21.5.1998, n. 5060). Del resto, l'argomentazione condotta dalla Corte
d'appello di Torino, per cui tutta la proprietà espropriata è
interessata dalle testimonianze archeologiche, come gli scavi
condotti durante l'occupazione hanno dimostrato, tanto da imporre in
epoche successive una fascia di rispetto ad una consistente
superficie limitrofa alle particelle 280, 281, 282, del foglio 11
C.T. del Comune di Albese, di proprietà dei ricorrenti, trova
riscontri nel dibattito, sviluppato dalla giurisprudenza
amministrativa, sulla legittimità d'imposizione del vincolo, anche
in assenza di reperti affioranti. L'esistenza di reperti, che
ovviamente preclude un'attività edificatoria, può desumersi, oltre
che dal loro ritrovamento, da elementi di valutazione e ricerca
storica atti a condurre ad una ragionevole supposizione della loro
esistenza: Cons. Stato, sez. VI, 1 febbraio 1996, n. 165; o dal
reperimento di ruderi in zona limitrofa: 18 settembre 1992, n. 674;
13 aprile 1992, n. 261. L'estensione può riguardare terreni
limitrofi ai fondi nei quali tali reperti sono stati individuati, ed
anche intere aree in cui le testimonianze siano disseminate, purché
esse costituiscano complesso unitario e inscindibile (Cons. Stato,
sez. VI, 6 luglio 1994, n. 1132).
La deduzione dei ricorrenti, circa la prevista realizzazione di
un parco archeologico e di un antiquarium, e dunque di strutture a
servizio del sito, rivelerebbe di per sè l'idoneità
all'edificazione. Si tratta di elementi assolutamente privi di
significato, nel senso che, a differenza delle ipotesi in cui può
essere ammessa una valutazione integrativa sulle possibilità
effettive di un fondo a prescindere dalla disciplina urbanistica che
non preveda una destinazione edificatoria (vale comunque il principio
generale secondo cui, nella liquidazione dell'indennità, non può
tenersi conto dell'aumento di valore che derivi al fondo espropriato
dalla costruzione dell'opera pubblica), nella specie il vincolo che
discende dall'art. 3 l. 1089/39 viene a sovrapporsi alla disciplina
urbanistica, e di esso quest'ultima deve, tra l'altro, tener conto in
sede di pianificazione (art. 7, secondo comma, n. 4, l. 17 agosto
1942 n. 1150). Se nella valutazione del giudice di merito il vincolo
è tale da determinare l'inedificabilità di tutta l'area da esso
interessata, questo è l'unico dato che rileva ai fini della
regolamentazione indennitaria in caso di espropriazione, pur se in
seguito, nell'ambito della discrezionalità che compete
all'amministrazione dei beni culturali, si rendano necessarie opere
di sistemazione dell'area di scavo, e servizi idonei ad assicurare la
fruibilità del bene culturale. La realizzabilità di tali opere,
d'altro canto, non rileva ai fini della determinazione
dell'indennità di esproprio, attesa la rigida distinzione tra aree
edificabili ed aree agricole stabilita dall'art. 5 bis, quarto comma,
legge 8 agosto 1992 n. 359, che non ammette la riconoscibilità di un
tertium genus: va esclusa la rilevanza delle qualità e della
concreta utilizzabilità di un terreno non edificabile per la
presenza di vincolo archeologico, per il quale debbono applicarsi le
norme di cui al tit. II della legge 22 ottobre 1971 n. 865 (Cass.

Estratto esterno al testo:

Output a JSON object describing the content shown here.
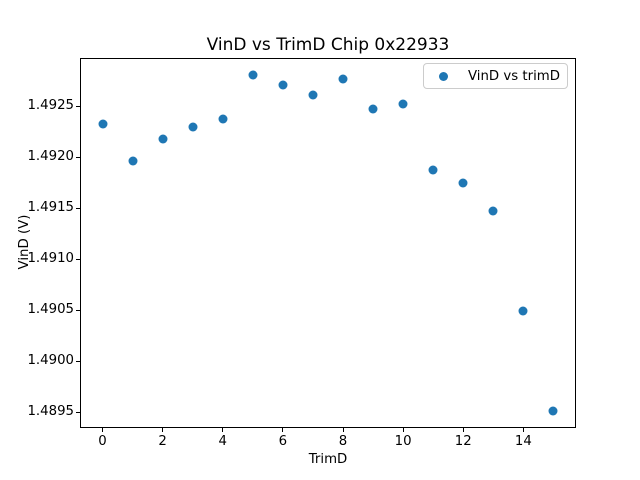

20.1.1998, n. 483), anche agli effetti, conseguenti, dell'indennità
di occupazione.
Il ricorso, nella parte relativa all'indennità di occupazione,
va dunque rigettato. Sussistono giusti motivi per la compensazione
delle spese di questo giudizio.
P.Q.M.
La corte cassa senza rinvio la sentenza impugnata riguardo
all'indennità di esproprio, e rigetta il ricorso nella parte
concernente l'indennità di occupazione. Compensa le spese.
Così deciso in Roma, il 18 gennaio 2000.